Lo sgombero

Il ritorno, gli abbracci e la mia voce tremante, i sorrisi degli occhi: solo questo avevo in mente in un già caldo pomeriggio di aprile, mentre eravamo tutti seduti fuori a mangiare il gelato.
Ero appena tornata in questo posto sbagliato e indegno, a cui si tenta di coprire il sapore con la vicinanza umana e con chili di zucchero nel tè.
Ho sempre notato la strana capacità dei siriani di passare in un solo secondo da un argomento stupido e scherzoso ai discorsi seri e tristi, come le torture subite in carcere o la disperazione di vivere in quelle condizioni.
Esattamente allo stesso modo, quel pomeriggio in cui mangiavamo il gelato e fingevamo che questa vita fosse normale, due grosse jeep militari cariche di soldati hanno fatto violenta irruzione nella nostra intima e già fugace tranquillità.

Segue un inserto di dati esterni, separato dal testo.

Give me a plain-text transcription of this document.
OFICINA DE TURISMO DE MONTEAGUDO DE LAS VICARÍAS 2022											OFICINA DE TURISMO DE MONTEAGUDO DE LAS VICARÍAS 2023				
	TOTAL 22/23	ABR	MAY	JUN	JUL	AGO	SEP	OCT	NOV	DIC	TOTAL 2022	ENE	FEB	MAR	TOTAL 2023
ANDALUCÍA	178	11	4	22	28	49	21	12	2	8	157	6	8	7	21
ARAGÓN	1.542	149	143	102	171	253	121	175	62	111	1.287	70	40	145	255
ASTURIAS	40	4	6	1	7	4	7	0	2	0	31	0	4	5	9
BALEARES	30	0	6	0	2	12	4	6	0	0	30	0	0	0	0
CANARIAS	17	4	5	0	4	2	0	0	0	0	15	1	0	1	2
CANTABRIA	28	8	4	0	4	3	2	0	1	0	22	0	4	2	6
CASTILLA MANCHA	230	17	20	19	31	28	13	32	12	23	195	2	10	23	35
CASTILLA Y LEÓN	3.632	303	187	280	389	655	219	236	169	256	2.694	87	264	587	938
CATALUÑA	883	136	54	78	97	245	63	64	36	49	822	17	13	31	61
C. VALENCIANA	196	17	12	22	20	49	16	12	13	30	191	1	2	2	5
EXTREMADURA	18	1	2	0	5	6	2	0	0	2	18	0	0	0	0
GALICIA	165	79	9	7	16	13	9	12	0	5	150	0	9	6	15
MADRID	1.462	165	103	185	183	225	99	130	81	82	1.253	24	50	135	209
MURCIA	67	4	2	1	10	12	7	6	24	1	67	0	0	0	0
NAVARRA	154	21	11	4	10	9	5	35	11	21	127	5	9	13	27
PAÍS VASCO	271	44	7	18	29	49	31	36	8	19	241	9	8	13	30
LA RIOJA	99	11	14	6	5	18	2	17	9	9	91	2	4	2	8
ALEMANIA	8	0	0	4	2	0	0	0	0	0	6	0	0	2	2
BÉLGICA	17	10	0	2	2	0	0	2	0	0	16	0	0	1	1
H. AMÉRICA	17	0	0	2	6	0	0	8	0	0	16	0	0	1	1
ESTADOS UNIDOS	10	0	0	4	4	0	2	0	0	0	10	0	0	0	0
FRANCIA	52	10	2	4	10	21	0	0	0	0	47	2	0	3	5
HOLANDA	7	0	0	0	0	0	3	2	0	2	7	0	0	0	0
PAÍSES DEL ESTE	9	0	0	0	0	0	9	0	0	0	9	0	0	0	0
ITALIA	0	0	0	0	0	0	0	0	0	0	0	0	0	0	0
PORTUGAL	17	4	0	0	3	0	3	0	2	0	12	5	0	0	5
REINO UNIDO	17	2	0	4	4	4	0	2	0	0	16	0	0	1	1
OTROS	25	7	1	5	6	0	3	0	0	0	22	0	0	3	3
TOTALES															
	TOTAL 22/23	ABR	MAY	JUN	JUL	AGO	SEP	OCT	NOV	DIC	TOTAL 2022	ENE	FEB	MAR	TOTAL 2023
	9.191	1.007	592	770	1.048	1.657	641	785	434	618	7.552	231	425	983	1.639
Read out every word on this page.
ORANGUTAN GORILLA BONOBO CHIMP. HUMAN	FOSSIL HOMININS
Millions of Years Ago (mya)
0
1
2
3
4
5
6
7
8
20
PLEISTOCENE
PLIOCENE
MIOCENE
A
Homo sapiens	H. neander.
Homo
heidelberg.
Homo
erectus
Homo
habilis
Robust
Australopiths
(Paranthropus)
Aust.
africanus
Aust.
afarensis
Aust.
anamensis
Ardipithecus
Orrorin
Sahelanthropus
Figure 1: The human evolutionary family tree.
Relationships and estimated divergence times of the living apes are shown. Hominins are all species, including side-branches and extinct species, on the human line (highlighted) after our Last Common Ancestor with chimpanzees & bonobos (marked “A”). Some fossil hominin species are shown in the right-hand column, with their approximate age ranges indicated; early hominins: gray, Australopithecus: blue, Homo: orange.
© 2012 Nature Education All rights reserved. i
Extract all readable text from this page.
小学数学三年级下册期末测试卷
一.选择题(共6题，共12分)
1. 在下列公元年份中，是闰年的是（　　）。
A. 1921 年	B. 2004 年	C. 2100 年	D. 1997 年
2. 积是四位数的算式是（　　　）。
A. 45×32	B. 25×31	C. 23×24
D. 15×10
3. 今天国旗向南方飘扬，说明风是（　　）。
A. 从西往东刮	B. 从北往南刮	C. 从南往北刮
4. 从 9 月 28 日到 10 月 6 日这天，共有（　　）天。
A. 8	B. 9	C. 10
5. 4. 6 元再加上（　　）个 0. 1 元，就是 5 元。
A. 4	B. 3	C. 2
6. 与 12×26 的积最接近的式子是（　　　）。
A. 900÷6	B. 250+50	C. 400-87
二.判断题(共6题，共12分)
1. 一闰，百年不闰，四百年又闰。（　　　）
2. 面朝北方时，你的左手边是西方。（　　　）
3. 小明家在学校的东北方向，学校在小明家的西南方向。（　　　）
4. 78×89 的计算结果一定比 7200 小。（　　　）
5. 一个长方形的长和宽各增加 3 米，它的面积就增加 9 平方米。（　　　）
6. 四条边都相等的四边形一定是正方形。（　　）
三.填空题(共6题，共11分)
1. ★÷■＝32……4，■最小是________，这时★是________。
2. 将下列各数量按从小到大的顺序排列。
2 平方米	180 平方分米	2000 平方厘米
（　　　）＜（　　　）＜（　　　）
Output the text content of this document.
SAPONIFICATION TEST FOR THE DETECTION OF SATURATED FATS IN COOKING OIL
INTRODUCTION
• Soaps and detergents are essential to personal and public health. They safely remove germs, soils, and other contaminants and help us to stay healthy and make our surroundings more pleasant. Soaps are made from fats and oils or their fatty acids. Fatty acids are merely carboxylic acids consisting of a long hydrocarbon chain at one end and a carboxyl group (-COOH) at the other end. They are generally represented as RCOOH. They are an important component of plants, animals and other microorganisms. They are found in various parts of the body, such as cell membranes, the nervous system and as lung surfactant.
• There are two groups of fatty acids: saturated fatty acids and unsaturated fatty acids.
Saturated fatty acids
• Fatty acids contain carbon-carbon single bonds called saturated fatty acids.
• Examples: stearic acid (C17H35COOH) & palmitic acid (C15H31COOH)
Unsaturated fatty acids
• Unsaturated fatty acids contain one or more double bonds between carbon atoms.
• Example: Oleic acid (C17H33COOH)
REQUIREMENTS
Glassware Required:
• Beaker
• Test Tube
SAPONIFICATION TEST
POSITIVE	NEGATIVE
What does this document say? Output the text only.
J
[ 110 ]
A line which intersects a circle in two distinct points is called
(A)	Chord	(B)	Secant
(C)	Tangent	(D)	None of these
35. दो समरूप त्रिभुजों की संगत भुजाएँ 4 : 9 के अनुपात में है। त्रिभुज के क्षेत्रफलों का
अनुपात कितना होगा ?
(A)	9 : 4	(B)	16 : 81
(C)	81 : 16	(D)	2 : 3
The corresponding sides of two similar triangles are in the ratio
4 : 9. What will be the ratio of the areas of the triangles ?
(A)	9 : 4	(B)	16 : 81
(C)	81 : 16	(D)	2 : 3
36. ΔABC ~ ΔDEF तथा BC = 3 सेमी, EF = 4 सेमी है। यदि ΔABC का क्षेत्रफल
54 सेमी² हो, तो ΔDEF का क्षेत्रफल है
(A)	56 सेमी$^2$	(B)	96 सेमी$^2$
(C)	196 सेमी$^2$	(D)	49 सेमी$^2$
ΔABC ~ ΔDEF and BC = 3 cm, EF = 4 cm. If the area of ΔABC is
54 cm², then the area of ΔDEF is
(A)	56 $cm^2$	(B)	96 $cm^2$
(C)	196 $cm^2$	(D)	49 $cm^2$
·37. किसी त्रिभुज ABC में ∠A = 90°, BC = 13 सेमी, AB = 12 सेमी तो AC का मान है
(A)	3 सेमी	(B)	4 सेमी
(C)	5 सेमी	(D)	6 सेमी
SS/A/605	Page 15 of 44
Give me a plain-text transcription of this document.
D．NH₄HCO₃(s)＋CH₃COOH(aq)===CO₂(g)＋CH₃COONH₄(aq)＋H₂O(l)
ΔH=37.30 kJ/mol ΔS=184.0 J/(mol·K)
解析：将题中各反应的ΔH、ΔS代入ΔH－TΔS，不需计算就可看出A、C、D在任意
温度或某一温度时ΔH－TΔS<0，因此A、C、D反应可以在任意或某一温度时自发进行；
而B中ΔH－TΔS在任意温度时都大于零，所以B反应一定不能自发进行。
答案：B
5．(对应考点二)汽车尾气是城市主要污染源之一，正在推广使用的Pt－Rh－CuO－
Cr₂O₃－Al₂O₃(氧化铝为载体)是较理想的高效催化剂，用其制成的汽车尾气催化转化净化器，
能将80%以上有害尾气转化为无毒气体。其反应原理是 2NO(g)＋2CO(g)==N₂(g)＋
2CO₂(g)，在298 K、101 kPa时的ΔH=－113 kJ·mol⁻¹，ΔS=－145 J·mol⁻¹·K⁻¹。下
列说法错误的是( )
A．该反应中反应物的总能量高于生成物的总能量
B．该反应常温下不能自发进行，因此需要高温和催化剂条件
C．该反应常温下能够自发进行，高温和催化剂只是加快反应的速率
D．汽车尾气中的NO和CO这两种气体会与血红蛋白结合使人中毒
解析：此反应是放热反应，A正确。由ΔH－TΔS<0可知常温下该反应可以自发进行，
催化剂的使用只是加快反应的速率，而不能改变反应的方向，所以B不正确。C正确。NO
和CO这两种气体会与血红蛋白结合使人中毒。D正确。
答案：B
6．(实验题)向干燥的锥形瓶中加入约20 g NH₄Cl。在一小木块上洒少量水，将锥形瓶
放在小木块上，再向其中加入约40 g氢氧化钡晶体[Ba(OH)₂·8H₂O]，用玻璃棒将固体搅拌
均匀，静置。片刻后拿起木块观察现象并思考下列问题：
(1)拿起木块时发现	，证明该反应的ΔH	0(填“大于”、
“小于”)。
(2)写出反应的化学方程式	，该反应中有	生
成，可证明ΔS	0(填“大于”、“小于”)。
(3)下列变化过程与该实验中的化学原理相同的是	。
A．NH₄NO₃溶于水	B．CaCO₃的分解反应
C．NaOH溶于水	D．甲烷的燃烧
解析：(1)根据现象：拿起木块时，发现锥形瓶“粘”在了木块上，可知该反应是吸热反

Soldati armati in tutto il campo, bambini spaventati, adulti terrorizzati.
"Dovete togliere queste due tende entro due giorni, o le distruggeremo".
E di nuovo via, veloci come erano arrivati.
Il velo di felicità che mi avvolgeva si era rotto, la paura e la tristezza della cruda realtà avevano già preso il suo posto. Sulle spalle il carico dei sospiri di queste persone, che con una sola frase ci ricoprono di onori ed oneri: "Qui non abbiamo altro sostegno se non il vostro".
Così anche con le spalle pesanti abbiamo corso veloci, controvento e contro il tempo.
Quarantotto ore e dopodiché due famiglie,con rispettivamente quattro e cinque bambini a testa, sarebbero rimaste senza quell'ammasso di legno e robaccia che chiamano casa.
Poi quelle quarantotto lunghe ore sono trascorse in un attimo ed i soldati sono tornati al campo. Questa volta determinati a distruggere, ad umiliare chi già vive indegnamente, chi già soffre, chi già è stanco.
Corriamo fuori, ci parliamo e loro non credono che degli italiani possano vivere con dei profughi siriani, con delle “non persone”.
Niente sembrava poterli far desistere, determinati e forti con quelli che pensano deboli... stretti anche nella morsa della criminalità locale.
Così, li hanno obbligati a distruggere le proprie tende.
Tutte le corse sembravano inutili, finché l'intervento di un rappresentante del Comune è riuscito a stoppare la loro cieca convinzione.
Solo per ora, solo a condizione che venga costruito un altro muro attorno al campo, così che le vite di queste persone possano non disturbare gli sguardi di quelle che invece contano.
Mentre in Italia sembra che la guerra in Siria sia iniziata l'altro ieri con l'attacco americano, qui chi è profugo da anni ed anni, continua ad incassare ogni giorno i pesanti colpi della crudeltà, strutturata e pianificata per rendere non credibile la vita dopo essere scappati alla morte.
Qui non c'è giustizia, non c'è dignità.
Qui siamo al confine: quello con la Siria, quello tra la propria casa distrutta ed il proprio rifugio minacciato, tra la dittatura atroce, la guerra e la pace finta, fatta di soprusi e contraddizioni.
Le tende sono ancora lì ed i soldati non sono ancora tornati.
Forse lo faranno, forse no.
Quel che è certo è che le ingiustizie non finiranno, che la rabbia continuerà a fare male allo stomaco.
Ma anche che loro ci guarderanno negli occhi tutte le volte, mentre ci chiederanno di aspettare insieme i soldati.
Ed a me piace pensare che con la nostra presenza, gli diamo solo una briciola di quella forza e resilienza che dimostrano di avere e che a noi regalano smisuratamente.

P.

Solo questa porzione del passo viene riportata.